Internal or External Candidates

I get to hire 3 additional quality technicians to deal with increased business and the future growth our new building will allow.  How do I make sure I hire the right people? 

A big question is how to weigh the internal candidates against the external applicants.

We have a handful of production operators that have applied.  They bring knowledge of our product and of many of the functions that they would be performing on the floor.  They also bring loyalty to their friends on the plant floor creating a difficult situation when products and processes are nonconforming.

The external candidates bring their own ideas, and new perspectives to our team.  They typically require a longer training period.  It can also be more difficult to gauge whether an external candidate will mesh well with the team.

It looks like we will split the openings using two to promote internal candidates and one for an external candidate.  We view the chance to reward high performing internal as an excellent tool to show our hourly employees there are upward moving paths for them, something we have historically been bad at.

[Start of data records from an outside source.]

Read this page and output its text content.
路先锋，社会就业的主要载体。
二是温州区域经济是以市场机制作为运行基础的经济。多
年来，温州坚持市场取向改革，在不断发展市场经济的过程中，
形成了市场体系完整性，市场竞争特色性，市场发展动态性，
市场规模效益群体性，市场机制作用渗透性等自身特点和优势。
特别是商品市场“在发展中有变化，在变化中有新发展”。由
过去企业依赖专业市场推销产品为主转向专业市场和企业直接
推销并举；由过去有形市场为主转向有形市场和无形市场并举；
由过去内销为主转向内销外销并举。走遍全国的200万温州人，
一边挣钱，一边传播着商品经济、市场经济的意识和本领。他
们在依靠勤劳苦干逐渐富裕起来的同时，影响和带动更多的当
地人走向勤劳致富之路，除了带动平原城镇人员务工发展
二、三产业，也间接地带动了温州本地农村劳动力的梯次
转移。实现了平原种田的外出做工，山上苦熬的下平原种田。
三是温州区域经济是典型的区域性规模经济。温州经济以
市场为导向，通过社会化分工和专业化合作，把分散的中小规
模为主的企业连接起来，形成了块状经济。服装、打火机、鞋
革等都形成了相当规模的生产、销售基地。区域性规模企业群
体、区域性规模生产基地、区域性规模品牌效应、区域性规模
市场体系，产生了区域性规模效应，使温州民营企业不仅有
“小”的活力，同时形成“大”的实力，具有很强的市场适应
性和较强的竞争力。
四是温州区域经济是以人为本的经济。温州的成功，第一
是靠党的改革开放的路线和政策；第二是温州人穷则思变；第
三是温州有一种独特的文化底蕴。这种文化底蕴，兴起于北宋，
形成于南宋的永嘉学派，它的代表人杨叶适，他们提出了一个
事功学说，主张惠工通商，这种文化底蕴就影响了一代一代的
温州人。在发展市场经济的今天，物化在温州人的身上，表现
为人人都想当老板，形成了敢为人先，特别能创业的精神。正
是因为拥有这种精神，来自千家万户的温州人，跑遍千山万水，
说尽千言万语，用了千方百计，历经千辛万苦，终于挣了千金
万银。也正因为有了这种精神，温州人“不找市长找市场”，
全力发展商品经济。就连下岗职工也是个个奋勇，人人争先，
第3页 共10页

I'm looking forward to the challenge of adding 60% to my team over the next 2 months.  I'll be reporting back how the new team members are performing and  how well we are able to stick to the training plan.


  1. 60% growth to your team is excellent. Should be an interesting challenge though.
    It is definately a good idea to promote from within as long as you have the talent to pull from and it shows the other employees that there is growth potential within the company. Tropicana was very bad at that and had a negative effect on employee morale.

  2. One of our toughest jobs as managers is hiring the right people for that employee/job fit and organizational fit. Hire hard, Manage easy.

  3. Good luck with the hiring process Patrick. I'm with Dr. Kirk on this one, you want to make sure you get "the right people on the bus" (Good to Great, J. Collins).

    It is, however, not to say you should always grab the person with most experience. It may often be more beneficial to hire a less experienced person that has the ability to grow into the role.